Nous ne quittons pas la Ligue des droits de l’homme (LDH) qui reste l’organisation fondatrice, et continuera à défendre avec nous la liberté de création et de diffusion des œuvres. En devenant une association, nous pourrons ester en justice et développer des missions propres comme la formation et la médiation. Il y a un besoin énorme de connaissances juridiques sur le sujet de la censure, de l’entrave à la liberté de création et de diffusion des œuvres. Et nous constatons aussi que, trop souvent, des situations se verrouillent alors qu’une médiation permettrait de débloquer les choses. Depuis 20 ans que nous travaillions nous avons une expertise que nous souhaitons mettre à la disposition du spectacle vivant.
Et sa gouvernance ?
L’Observatoire continuera à être le lieu privilégié des organisations qui le composent, une quinzaine, un chiffre ayant vocation à grandir. Dans la période qui s’annonce, il faut être unis et fermes sur les principes, sans tomber dans le dogmatisme, ce dont nous nous sommes toujours gardés. Avec Daniel Veron (trésorier), François Lecercle (vice-Président) et Thomas Perroud (secrétaire), nous continuerons à animer l’Observatoire dans le respect constant d’une démocratie transversale, la marque de fabrique de notre groupe. Nouveauté : entreront au CA des personnalités qui éclairent nos débats par leur savoir immense. L’Observatoire restera un lieu de discussion interdisciplinaire, et de solidarité entre tous les genres culturels.

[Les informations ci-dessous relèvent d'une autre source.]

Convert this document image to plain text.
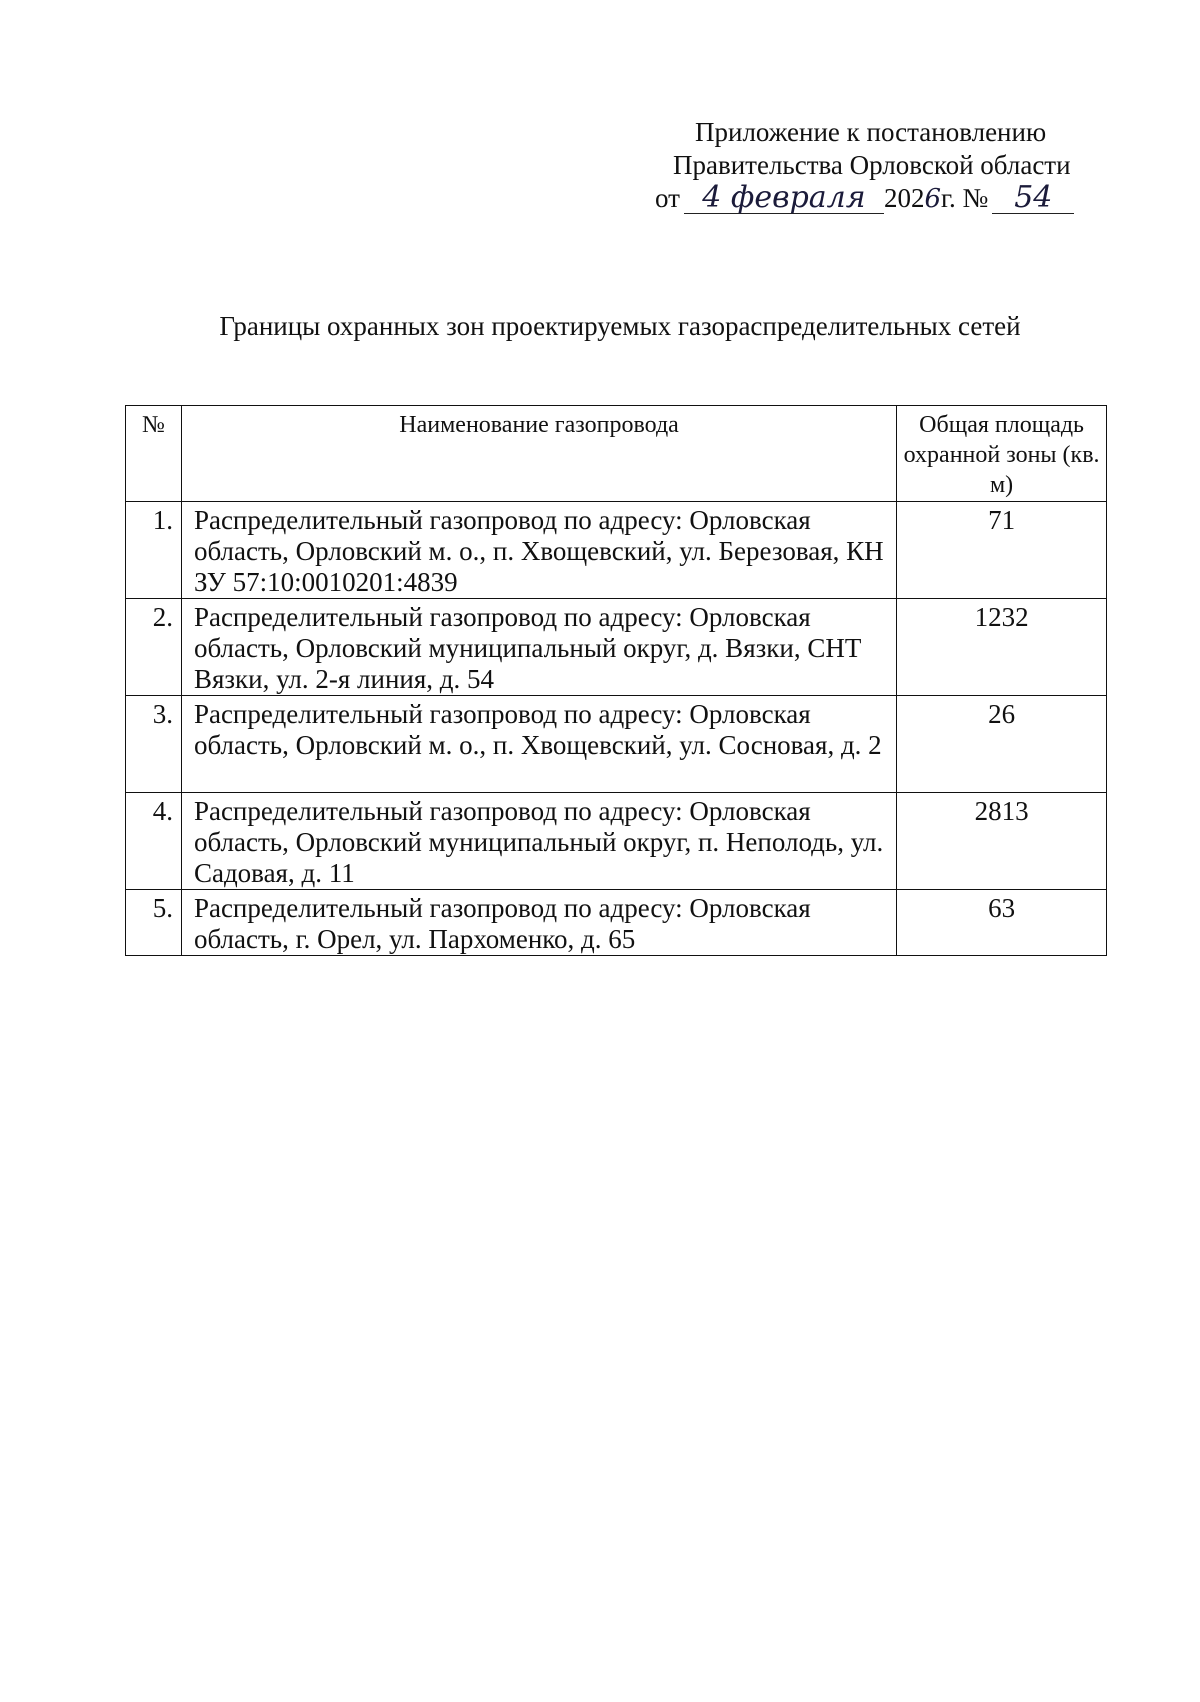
Приложение к постановлению
Правительства Орловской области
от 4 февраля 2026г. № 54
Границы охранных зон проектируемых газораспределительных сетей
№	Наименование газопровода	Общая площадь охранной зоны (кв. м)
1.	Распределительный газопровод по адресу: Орловская область, Орловский м. о., п. Хвощевский, ул. Березовая, КН ЗУ 57:10:0010201:4839	71
2.	Распределительный газопровод по адресу: Орловская область, Орловский муниципальный округ, д. Вязки, СНТ Вязки, ул. 2-я линия, д. 54	1232
3.	Распределительный газопровод по адресу: Орловская область, Орловский м. о., п. Хвощевский, ул. Сосновая, д. 2	26
4.	Распределительный газопровод по адресу: Орловская область, Орловский муниципальный округ, п. Неполодь, ул. Садовая, д. 11	2813
5.	Распределительный газопровод по адресу: Орловская область, г. Орел, ул. Пархоменко, д. 65	63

Aux BIS, vous avez insisté sur le fait que le débat doit toujours remplacer la censure...
J’ai souligné la différence considérable entre ne pas programmer – une liberté protégée par la loi de 2016 –, et désavouer ses propres spectacles, ce que nous dénonçons. Si un spectacle fait l’objet d’une polémique, il faut tenir bon et organiser une discussion avec les contestataires. J’ai aussi critiqué la position des Zénith qui acceptent, alors qu’il a été maintes fois condamné pour antisémitisme, de louer leurs salles à Dieudonné. Or ils n’y sont pas contraints. Tout cela pour demander ensuite au préfet d’interdire son spectacle, position absurde et dommageable. Ce n’est pas au préfet de faire de la censure a priori et cela crée un précédent fâcheux quand la demande est faite non par un groupe de censeurs d’extrême-droite, ce dont nous avons l’habitude, mais par le délégataire d’une salle culturelle. Attention à ne pas rétablir insidieusement la censure des spectacles, abolie au début du XXe siècle. On sait à qui profiterait ce système. Enfin, on ne peut pas débattre avec tout le monde, ni avec ceux qui dénoncent les œuvres tout en refusant de les voir, ni avec ceux qui sapent les fondements de notre République avec leurs discours discriminatoires.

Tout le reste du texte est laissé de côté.